Jean Piaget is regarded as one of the most influential psychologists and natural scientists in the western world. He is best remembered for his study of genetic epistemology, which was established based on his theories of epistemology and cognitive development. As the Director of the Bureau of Education in Switzerland, he also made valuable contributions to the promotion of children’s education.
Jean Piaget was born on the 9th of August, 1896 in Neuchâtel, Switzerland. He was the first child of Arthur Piaget, a medieval literature professor at the University of Neuchâtel. When he was studying at the Neuchâtel Latin High School, he wrote an essay about an albino sparrow, and this paper marked the beginning of an illustrious career as a natural scientist. After he graduated from high school, he went on to study at the University of Neuchâtel, majoring in natural sciences. He published a couple of essays on philosophy during his university years, and then, he graduated with a Ph.D.

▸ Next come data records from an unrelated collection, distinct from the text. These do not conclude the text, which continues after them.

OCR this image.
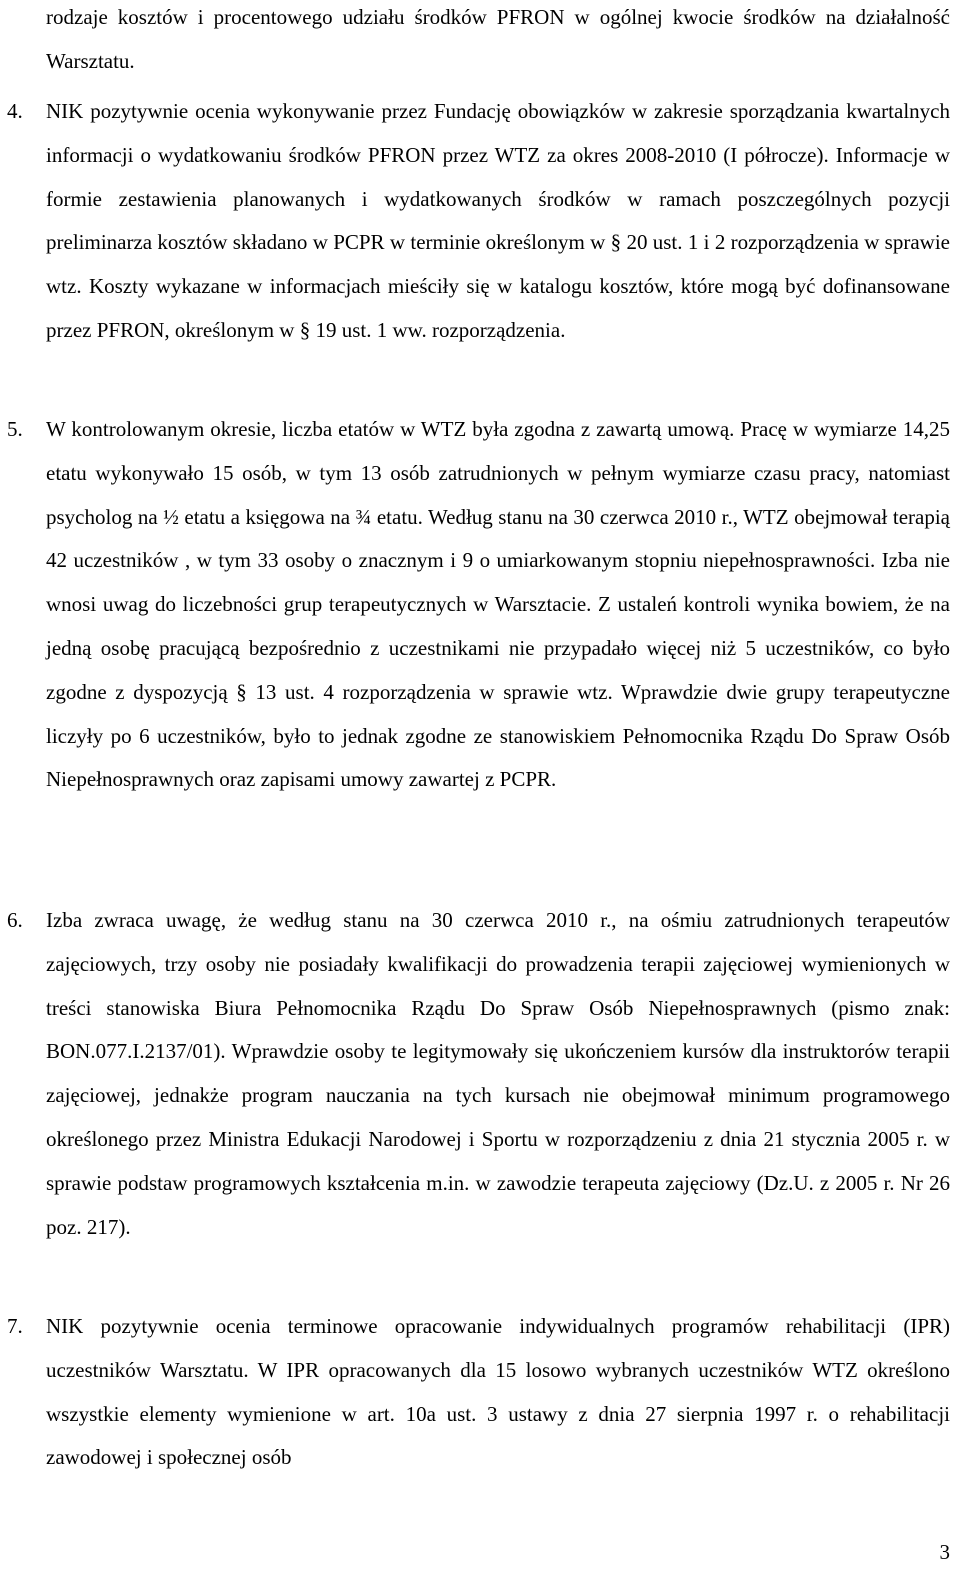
rodzaje kosztów i procentowego udziału środków PFRON w ogólnej kwocie środków na działalność Warsztatu.

4.	NIK pozytywnie ocenia wykonywanie przez Fundację obowiązków w zakresie sporządzania kwartalnych informacji o wydatkowaniu środków PFRON przez WTZ za okres 2008-2010 (I półrocze). Informacje w formie zestawienia planowanych i wydatkowanych środków w ramach poszczególnych pozycji preliminarza kosztów składano w PCPR w terminie określonym w § 20 ust. 1 i 2 rozporządzenia w sprawie wtz. Koszty wykazane w informacjach mieściły się w katalogu kosztów, które mogą być dofinansowane przez PFRON, określonym w § 19 ust. 1 ww. rozporządzenia.

5.	W kontrolowanym okresie, liczba etatów w WTZ była zgodna z zawartą umową. Pracę w wymiarze 14,25 etatu wykonywało 15 osób, w tym 13 osób zatrudnionych w pełnym wymiarze czasu pracy, natomiast psycholog na ½ etatu a księgowa na ¾ etatu. Według stanu na 30 czerwca 2010 r., WTZ obejmował terapią 42 uczestników , w tym 33 osoby o znacznym i 9 o umiarkowanym stopniu niepełnosprawności. Izba nie wnosi uwag do liczebności grup terapeutycznych w Warsztacie. Z ustaleń kontroli wynika bowiem, że na jedną osobę pracującą bezpośrednio z uczestnikami nie przypadało więcej niż 5 uczestników, co było zgodne z dyspozycją § 13 ust. 4 rozporządzenia w sprawie wtz. Wprawdzie dwie grupy terapeutyczne liczyły po 6 uczestników, było to jednak zgodne ze stanowiskiem Pełnomocnika Rządu Do Spraw Osób Niepełnosprawnych oraz zapisami umowy zawartej z PCPR.

6.	Izba zwraca uwagę, że według stanu na 30 czerwca 2010 r., na ośmiu zatrudnionych terapeutów zajęciowych, trzy osoby nie posiadały kwalifikacji do prowadzenia terapii zajęciowej wymienionych w treści stanowiska Biura Pełnomocnika Rządu Do Spraw Osób Niepełnosprawnych (pismo znak: BON.077.I.2137/01). Wprawdzie osoby te legitymowały się ukończeniem kursów dla instruktorów terapii zajęciowej, jednakże program nauczania na tych kursach nie obejmował minimum programowego określonego przez Ministra Edukacji Narodowej i Sportu w rozporządzeniu z dnia 21 stycznia 2005 r. w sprawie podstaw programowych kształcenia m.in. w zawodzie terapeuta zajęciowy (Dz.U. z 2005 r. Nr 26 poz. 217).

7.	NIK pozytywnie ocenia terminowe opracowanie indywidualnych programów rehabilitacji (IPR) uczestników Warsztatu. W IPR opracowanych dla 15 losowo wybranych uczestników WTZ określono wszystkie elementy wymienione w art. 10a ust. 3 ustawy z dnia 27 sierpnia 1997 r. o rehabilitacji zawodowej i społecznej osób

3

Piaget pursued further education at the University of Zürich, and he became interested in psychoanalysis. After one semester, he decided to travel to France, where he worked at the Ecole de la rue de la Grange-aux-Belles. In this institution, he conducted his first experiments on the developing mind. Piaget was given the position of director of studies at Geneva’s J.J. Rousseau Institute in 1921. Two years later, he married Valentine Châtenay, who would become the mother of his three children. His children, named Jacqueline, Lucienne, and Laurent, became subjects for his studies on the intellectual development of children.
During Piaget’s lifetime, he held a number of chairs in different universities in Switzerland. From 1925 to 1929, he was a professor of sociology, history of science, and psychology at the University of Neuchâtel. Then, he taught history of scientific thinking at the University of Geneva between the years 1929 and 1939, sociology from 1939 to 1952, and genetic and experimental psychology between 1940 and 1971. He became professor of sociology and psychology at the University of Lausanne between 1938 and 1951. From 1929 to 1967, Piaget was also the Director of the International Bureau of Education, and he taught at the Sorbonne between 1952 and 1963. In the year 1955, he founded and became the director of the International Center for Genetic Epistemology, a post he held until his death on the 16th of September, 1980.
Piaget’s studies on genetic epistemology and psychological development were conducted to reveal truths about the development of knowledge. His conclusion is that the progression of knowledge is actually the advancement of intellect from lower logical means to higher reasoning capabilities as an individual grow from childhood to adulthood. Piaget’s theories have influenced many scholars in the fields of sociology, psychology, epistemology, economics, education, and law.